Антони назначила мне свидание у киоска, в восемь часов. Уже десять минут девятого. Выхожу. Коридор, крыльцо, двор. В темноте знакомые предметы обступают меня, а сами прячутся. Рассеянный свет еще реет в небе. За грудой лоханей призматическая будка Крийона рубином горит в ночной тьме. Крийон никогда не сидит без дела, он обтачивает какую-то вещицу, затем рассматривает свою работу при свече; пламя ее трепыхается, как мотылек, попавший в смолу; Крийон протягивает руку к горшку с клеем, который разогревается на таганке. Я вижу его безмятежное, сосредоточенное лицо ремесленника доброго старого времени, черные пятна небритых щек и нависшее из-под шапочки забрало прямых волос. Он кашляет и стекла окон дребезжат.

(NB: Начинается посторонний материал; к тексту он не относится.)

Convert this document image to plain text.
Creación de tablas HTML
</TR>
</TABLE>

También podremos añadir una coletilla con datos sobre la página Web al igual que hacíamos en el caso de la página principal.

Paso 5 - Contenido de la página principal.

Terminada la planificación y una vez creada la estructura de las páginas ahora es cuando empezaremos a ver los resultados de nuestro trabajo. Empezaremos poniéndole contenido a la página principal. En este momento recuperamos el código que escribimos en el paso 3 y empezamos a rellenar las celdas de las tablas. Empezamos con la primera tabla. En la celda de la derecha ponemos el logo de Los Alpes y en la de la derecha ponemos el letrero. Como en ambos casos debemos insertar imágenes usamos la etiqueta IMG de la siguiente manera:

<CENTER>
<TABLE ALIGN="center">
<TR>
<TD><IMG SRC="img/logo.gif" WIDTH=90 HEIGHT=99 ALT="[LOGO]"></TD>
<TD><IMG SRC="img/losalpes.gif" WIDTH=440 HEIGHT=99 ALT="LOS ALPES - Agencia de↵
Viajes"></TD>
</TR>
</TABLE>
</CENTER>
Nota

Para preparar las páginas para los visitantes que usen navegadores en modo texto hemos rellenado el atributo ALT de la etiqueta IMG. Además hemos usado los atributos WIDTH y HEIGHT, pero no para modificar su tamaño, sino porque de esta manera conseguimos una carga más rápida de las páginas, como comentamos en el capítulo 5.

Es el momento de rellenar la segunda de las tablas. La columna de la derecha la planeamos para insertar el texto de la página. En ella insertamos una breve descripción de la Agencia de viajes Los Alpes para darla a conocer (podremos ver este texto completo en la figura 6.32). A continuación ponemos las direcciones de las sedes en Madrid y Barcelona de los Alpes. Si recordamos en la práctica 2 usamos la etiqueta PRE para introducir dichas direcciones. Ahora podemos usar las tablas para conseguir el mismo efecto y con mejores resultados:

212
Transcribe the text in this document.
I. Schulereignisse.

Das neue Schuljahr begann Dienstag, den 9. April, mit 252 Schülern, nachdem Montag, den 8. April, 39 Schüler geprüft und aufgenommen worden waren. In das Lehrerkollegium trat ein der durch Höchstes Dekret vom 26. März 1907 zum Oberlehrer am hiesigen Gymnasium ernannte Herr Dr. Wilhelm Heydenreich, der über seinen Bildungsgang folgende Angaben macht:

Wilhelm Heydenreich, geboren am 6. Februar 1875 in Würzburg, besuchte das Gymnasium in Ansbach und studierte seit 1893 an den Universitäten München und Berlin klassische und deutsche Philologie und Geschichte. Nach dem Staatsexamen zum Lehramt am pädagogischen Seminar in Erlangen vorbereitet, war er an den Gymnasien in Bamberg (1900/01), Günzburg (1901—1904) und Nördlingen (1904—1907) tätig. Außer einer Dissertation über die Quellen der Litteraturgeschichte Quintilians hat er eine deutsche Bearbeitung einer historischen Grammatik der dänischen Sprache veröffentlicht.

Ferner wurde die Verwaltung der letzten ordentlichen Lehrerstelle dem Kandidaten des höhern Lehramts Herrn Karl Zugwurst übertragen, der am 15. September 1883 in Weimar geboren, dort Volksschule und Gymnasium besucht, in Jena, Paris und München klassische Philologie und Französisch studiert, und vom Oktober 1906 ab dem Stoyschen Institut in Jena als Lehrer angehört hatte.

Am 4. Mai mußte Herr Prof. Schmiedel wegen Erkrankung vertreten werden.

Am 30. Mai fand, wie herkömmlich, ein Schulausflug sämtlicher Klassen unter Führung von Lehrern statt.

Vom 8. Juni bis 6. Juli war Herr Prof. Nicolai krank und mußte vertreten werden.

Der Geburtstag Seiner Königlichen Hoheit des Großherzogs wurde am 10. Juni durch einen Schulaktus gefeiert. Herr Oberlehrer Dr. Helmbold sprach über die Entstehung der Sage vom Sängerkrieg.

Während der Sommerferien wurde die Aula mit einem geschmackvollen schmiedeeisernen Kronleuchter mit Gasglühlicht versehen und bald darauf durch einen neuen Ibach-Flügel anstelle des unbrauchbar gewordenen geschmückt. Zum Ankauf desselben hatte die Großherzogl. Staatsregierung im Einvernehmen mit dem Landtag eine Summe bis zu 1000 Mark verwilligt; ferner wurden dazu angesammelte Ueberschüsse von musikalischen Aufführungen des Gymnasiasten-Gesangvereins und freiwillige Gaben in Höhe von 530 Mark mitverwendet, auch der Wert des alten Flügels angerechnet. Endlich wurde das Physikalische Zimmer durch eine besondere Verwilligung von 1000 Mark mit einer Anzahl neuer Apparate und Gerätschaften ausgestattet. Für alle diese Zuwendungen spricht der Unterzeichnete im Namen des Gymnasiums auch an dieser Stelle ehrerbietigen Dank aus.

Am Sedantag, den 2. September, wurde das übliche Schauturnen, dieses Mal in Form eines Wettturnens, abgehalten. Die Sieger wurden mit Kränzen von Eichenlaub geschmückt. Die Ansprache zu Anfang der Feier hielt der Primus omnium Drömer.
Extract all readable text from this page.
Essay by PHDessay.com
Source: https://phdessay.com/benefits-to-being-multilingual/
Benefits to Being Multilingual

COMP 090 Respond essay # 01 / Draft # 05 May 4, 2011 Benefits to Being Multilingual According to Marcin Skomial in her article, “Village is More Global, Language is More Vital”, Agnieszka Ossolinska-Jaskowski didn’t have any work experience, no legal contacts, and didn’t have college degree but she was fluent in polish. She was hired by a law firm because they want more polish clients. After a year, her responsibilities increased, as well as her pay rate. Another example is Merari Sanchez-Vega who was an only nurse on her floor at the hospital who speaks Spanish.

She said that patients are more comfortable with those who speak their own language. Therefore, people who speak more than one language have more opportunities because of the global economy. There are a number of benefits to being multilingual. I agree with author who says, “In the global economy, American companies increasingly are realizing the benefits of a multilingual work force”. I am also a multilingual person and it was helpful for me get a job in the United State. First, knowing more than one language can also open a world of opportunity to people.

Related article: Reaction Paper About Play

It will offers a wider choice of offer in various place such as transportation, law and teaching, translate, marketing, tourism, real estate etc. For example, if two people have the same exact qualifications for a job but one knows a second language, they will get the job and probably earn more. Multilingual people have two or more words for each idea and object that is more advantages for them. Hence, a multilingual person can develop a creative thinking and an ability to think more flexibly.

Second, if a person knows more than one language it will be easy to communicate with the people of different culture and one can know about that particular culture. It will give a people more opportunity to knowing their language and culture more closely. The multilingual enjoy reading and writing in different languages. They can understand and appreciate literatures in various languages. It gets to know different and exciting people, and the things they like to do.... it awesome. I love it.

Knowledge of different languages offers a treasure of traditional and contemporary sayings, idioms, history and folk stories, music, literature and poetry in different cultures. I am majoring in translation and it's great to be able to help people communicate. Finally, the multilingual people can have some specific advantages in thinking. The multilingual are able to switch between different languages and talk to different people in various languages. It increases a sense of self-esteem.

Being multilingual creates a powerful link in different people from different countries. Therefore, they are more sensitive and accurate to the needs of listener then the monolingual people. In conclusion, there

На улице мрак, тишина. Но вот показываются фигуры, люди выходят из домов или возвращаются, изредка слышны голоса. За окнами зажигаются и гаснут огни. В двух шагах от меня промелькнул и скрылся за углом, точно в землю провалился, Жозеф Бонеас; я узнал белый плотный фуляр, прикрывающий фурункулы на его шее. Когда я прохожу мимо парикмахерской, снова распахивается дверь. Вкрадчивый голос говорит: «В делах вся загвоздка в этом». — «Само собой!» — отвечает клиент и исчезает в темноте; я успеваю только заметить, что он мал ростом. Но это, верно, важная особа: г-н Покар вечно занят широкими планами. Немного дальше, в глубине норы, за решетчатым окном, я смутно различаю силуэт дяди Эйдо — птицы несчастья; этот странный старик всегда кашляет, вечно причитает, и один глаз у него больной. Даже дома он не снимает своей мрачной пелерины и не откидывает абажура-капюшона. Его считают шпионом, и, по-моему, не без основания.
Вот и киоск. Он ждет в одиночестве, острый шпиль его вонзается в темноту. Антони не пришла: она подождала бы меня. Минутное чувство досады сменяется радостью. Не к лучшему ли?
Конечно, Антони еще привлекательна, когда ее видишь. Страсть зажигает в ее глазах золотистые искры, ее худоба опаляет. Но я не лажу с этой итальянкой. Она поглощена своими делами, а мне на них наплевать. Во сто раз милее покладистая толстуха Викторин или мечтательная и порочная г-жа Лакайль, — впрочем, и этой я сыт по горло. Признаться, я очертя голову бросаюсь в кутерьму любовных историй, потом раскаиваюсь. Но я никогда не могу устоять против волшебного искушения первого раза.
Не буду ждать. Ухожу. Миную кузницу мерзкого Брисбиля. Это последний дом в цепи низких холмов, образующих улицу. В глубоком мраке окно кузницы проступает из-под черного переплета решетки огненным, ярко-оранжевым пятном. На этом листе клетчатого света мечется, то черный и четкий, то бледный и расплывчатый, развинченный силуэт кузнеца. Среди этой иллюминации зловещий призрак беснуется над наковальней в слепом и неуклюжем неистовстве. Он раскачивается — направо, налево, — точно плывет в какой-то адской ладье. Чем он пьянее; тем яростнее сражается с железом и огнем.
Возвращаюсь домой. И когда я уже подхожу к воротам, меня робко окликают:
— Симон…
Антони. Тем хуже для нее. Ускоряю шаг и долго еще слышу ее шепот.
Подымаюсь в свою комнату. Комната пустая и холодная, и стоит мне вспомнить ее, я всегда дрожу. Затворяя ставни, я вижу улицу: густая чернота покатых крыш с бесконечными трубами, четкими на светлой черноте пространства, несколько молочно-белых окон, и на заднем плане этой угрюмой зубчатой декорации багровый призрак безумного кузнеца. Еще дальше, в лощине, я вижу крест колокольни и высоко-высоко, на холме, ярко освещенный замок — великолепная корона драгоценных камней. Взгляд, разбегаясь, теряется в этих черных развалинах, где скрыто множество мужчин и женщин, незнакомых, но подобных мне.